Sourcing Pros Must Think Globally and Act Globally (3)

Posted by Andrew Bartolini on November 15th, 2011
Stored in Articles, General, Strategic Sourcing

Today, our final answer to the question:

Do you have any advice for more tenured strategic sourcing teams? What should these teams be doing to prepare for the next 5-10 years?

If the focus on savings, efficiency, and cash management during the last recession brought more sourcing leaders to the front lines, globalization will certainly keep them there for the next five to ten years. Globalization presents numerous challenges to sourcing teams and our most recent articles listed below try to address some of them via some recommendations.

Article One recommends that sourcing pros (1) Manage your career aggressively. Start by asking for a raise & (2) Source more, source everything and adopt the eSourcing 2.0 doctrine.

Article Two recommends that sourcing pros “Think Globally, Act Globally” and expand their supply market knowledge.

Article Three recommends (1) expanding scenario analysis and expanding the analytical capabilities (staff and tools) to conduct this analysis (2) developing and expanding logistics expertise and (3) improving supplier on-boarding

Today’s recommendation looks at an extraordinary opportunity that globalization presents for sourcing teams to drive efficiencies and innovation and help their companies expand into new markets. Three facts assumptions facts why this recommendation is important.

Fact 1: The speed of business will not decelerate. Your company’s customers will not wait for you. They don’t need to anymore. If your company delivers its products and services profitably and with a decent margin, other companies are coming for it. Actually, they are coming for your company’s customers. Customer loyalty is under siege.

Fact 2: Product (and service) lifecycles will continue to shrink. Innovation will win. Innovation is not just about function or design; cost, platform, network, access, are also a part of the broader view that is now taken of innovation. Today’s global customers believes that Moore’s Law should apply to everything they buy. Is your company delivering a better AND cheaper version every 18 months? Shouldn’t it?

Fact 3: The buying power of the “Eastern” and “Southern” regions of the world will grow faster than the “West.” The economic shift has begun. There may be ebbs and flows to the shift, but the rise of the “non-Western” world is one of the most significant events in our lives (and in world history too).

Think Globally and Act Globally: Start Developing the Next Generation of Strategic Suppliers

The facts above paint the somewhat grim picture (for those in the “West,” anyway) of a unsettled world where new, lower-cost and/or more innovative competitors forever take market share away from today’s leading companies. Fair enough, that will surely happen; but surely, that has been happening.

What’s the last Sony product you purchased? Sony, meet Korea.

For the past twenty years, Korean-based consumer electronics manufacturers have gained market share. At first, they competed on cost, but pretty soon, they began to compete on quality. For example, Samsung is both the largest seller of flat-screen TVs today and the company with the highest-rated quality.

Most well-established companies eventually falter and cede ground. How many century-old corporations are there? Those in that group may be well-known, but, they represent a very small percentage of all corporations.

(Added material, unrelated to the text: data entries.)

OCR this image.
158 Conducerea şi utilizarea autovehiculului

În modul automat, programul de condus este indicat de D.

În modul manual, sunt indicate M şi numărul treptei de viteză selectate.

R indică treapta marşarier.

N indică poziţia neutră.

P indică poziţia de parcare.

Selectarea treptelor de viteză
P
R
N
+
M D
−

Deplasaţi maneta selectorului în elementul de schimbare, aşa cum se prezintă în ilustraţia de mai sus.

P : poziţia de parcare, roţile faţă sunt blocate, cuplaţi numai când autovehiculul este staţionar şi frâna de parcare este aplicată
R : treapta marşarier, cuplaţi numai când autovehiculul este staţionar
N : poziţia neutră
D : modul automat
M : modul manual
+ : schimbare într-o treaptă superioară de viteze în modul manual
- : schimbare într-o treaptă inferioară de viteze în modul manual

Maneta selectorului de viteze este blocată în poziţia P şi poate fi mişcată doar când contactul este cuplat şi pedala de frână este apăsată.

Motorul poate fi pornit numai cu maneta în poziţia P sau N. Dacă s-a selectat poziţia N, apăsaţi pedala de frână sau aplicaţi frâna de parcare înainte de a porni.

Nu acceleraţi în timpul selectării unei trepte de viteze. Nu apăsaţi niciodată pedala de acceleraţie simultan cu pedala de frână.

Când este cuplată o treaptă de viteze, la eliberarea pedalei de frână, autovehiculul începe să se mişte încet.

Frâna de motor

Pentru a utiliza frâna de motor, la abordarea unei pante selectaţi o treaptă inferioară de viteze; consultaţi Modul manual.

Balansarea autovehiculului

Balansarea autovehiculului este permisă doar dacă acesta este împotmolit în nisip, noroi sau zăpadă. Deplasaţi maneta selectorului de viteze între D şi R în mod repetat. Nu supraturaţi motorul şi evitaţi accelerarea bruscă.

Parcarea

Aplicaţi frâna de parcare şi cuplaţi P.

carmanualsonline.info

Yes, today’s recommendation could be taken as a defensive one. To be fair, “We need Chief Procurement Officers to save the day!” is a common call from these pages. “Defend the bottom line and do the things that procurement does best.” It is absolutely our view that procurement will be a driving force in business this next century. The CPO and procurement in general will continue to rise! But today, our recommendation is meant as one to support a business’ offensive strategy.

For while Japan fights a tough battle against Korea (Sony, meet LGE; Toyota, meet Hyundai), it is also fighting a tough battle against the US (Sony, meet Apple). As the economic balance of power tilts away from the West, huge and untapped markets are developing. Capitalized, experienced companies with superior products and distribution and marketing prowess have great opportunities in those markets. So, while the CFO will continue to need procurement leaders to deliver, Sales and Marketing will need them too. One not so small problem here is that many in Sales and Marketing won’t know they need procurement until it is too late – one needs only look at most product development teams today to see this issue. Ideally, these groups can be engaged to collaborate with their sourcing teams as they identify and develop more strategic supplier relationships. If sales and marketing support is slow in coming, sourcing teams can and should start anyway.

Strategically-located suppliers can and will be a powerful asset in the years ahead. For some categories, this will mean a long campaign to invest in supplier education and regional infrastructure; for other categories, it will mean the development of partnerships with current suppliers to move production to new locations. Entering new markets and developing new products/services can be greatly eased if sourcing teams are already engaged and partnered with (some of) tomorrow’s market leaders.